时间:2022-02-16 22:58:18

In PostgreSQL 9.4 the window functions have the new option of a FILTER to select a sub-set of the window frame for processing. The documentation mentions it, but provides no sample. An online search yields some samples, including from 2ndQuadrant but all that I found were rather trivial examples with constant expressions. What I am looking for is a filter expression that includes the value of the current row.

在PostgreSQL 9.4中,窗口函数具有FILTER的新选项,用于选择窗口框架的子集以进行处理。文档提到它,但没有提供样本。在线搜索产生了一些样本,包括来自2ndQuadrant的样本,但我发现的所有样本都是具有常量表达式的相当简单的例子。我要找的是一个包含当前行值的过滤器表达式。

Assume I have a table with a bunch of columns, one of which is of date type:


col1 | col2 |     dt
  1  |  a   | 2015-07-01
  2  |  b   | 2015-07-03
  3  |  c   | 2015-07-10
  4  |  d   | 2015-07-11
  5  |  e   | 2015-07-11
  6  |  f   | 2015-07-13

A window definition for processing on the date over the entire table is trivially constructed: WINDOW win AS (ORDER BY dt)

在整个表上处理日期的窗口定义很简单:WINDOW win AS(ORDER BY dt)

I am interested in knowing how many rows are present in, say, the 4 days prior to the current row (inclusive). So I want to generate this output:


col1 | col2 |     dt     | count
  1  |  a   | 2015-07-01 |   1
  2  |  b   | 2015-07-03 |   2
  3  |  c   | 2015-07-10 |   1
  4  |  d   | 2015-07-11 |   3
  5  |  e   | 2015-07-11 |   3
  6  |  f   | 2015-07-13 |   4

The FILTER clause of the window functions seems like the obvious choice:


count(*) FILTER (WHERE current_row.dt - dt <= 4) OVER win

But how do I specify current_row.dt (for lack of a better syntax)? Is this even possible?


If this is not possible, are there other ways of selecting date ranges in a window frame? The frame specification is no help as it is all row-based.

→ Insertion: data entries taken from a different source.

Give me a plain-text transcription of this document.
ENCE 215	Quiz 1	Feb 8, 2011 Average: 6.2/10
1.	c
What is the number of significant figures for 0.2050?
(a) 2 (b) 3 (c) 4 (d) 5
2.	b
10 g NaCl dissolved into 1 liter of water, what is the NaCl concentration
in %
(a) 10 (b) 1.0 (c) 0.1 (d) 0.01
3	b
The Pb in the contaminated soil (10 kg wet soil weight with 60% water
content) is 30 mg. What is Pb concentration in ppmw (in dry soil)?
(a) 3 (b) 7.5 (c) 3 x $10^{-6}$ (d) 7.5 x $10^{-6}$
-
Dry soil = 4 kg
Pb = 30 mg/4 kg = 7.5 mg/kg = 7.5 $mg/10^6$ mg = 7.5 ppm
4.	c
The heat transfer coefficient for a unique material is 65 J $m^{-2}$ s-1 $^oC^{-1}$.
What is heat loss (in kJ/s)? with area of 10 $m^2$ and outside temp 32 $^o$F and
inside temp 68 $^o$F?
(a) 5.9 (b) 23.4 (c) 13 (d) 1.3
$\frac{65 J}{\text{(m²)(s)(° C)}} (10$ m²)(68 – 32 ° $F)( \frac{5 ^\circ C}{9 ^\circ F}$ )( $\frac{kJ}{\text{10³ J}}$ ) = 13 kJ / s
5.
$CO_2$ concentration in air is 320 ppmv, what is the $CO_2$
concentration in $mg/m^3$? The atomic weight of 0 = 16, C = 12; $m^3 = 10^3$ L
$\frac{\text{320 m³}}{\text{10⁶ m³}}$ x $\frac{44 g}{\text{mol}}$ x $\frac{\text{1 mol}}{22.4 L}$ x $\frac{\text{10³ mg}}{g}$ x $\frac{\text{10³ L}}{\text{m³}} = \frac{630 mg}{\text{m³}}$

I am not interested in alternative solutions using sub-queries, it has to be based on window processing.


2 个解决方案



You are not actually aggregating rows, so the new aggregate FILTER clause is not the right tool. A window function is more like it, a problem remains, however: the frame definition of a window cannot depend on values of the current row. It can only count a given number of rows preceding or following with the ROWS clause.


To make that work, aggregate counts per day and LEFT JOIN to a full set of days in range. Then you can apply a window function:

为了完成这项工作,每天汇总计数,将LEFT JOIN汇总到范围内的整套天数。然后你可以应用一个窗口函数:

SELECT t.*, ct.ct_last4days
   SELECT *, sum(ct) OVER (ORDER BY dt ROWS 3 PRECEDING) AS ct_last4days
   FROM  (
      SELECT generate_series(min(dt), max(dt), interval '1 day')::date AS dt
      FROM   tbl t1
      ) d
   LEFT   JOIN (SELECT dt, count(*) AS ct FROM tbl GROUP BY 1) t USING (dt)
   ) ct
JOIN  tbl t USING (dt);

Omitting ORDER BY dt in the widow frame definition usually works, since the order is carried over from generate_series() in the subquery. But there are no guarantees in the SQL standard without explicit ORDER BY and it might break in more complex queries.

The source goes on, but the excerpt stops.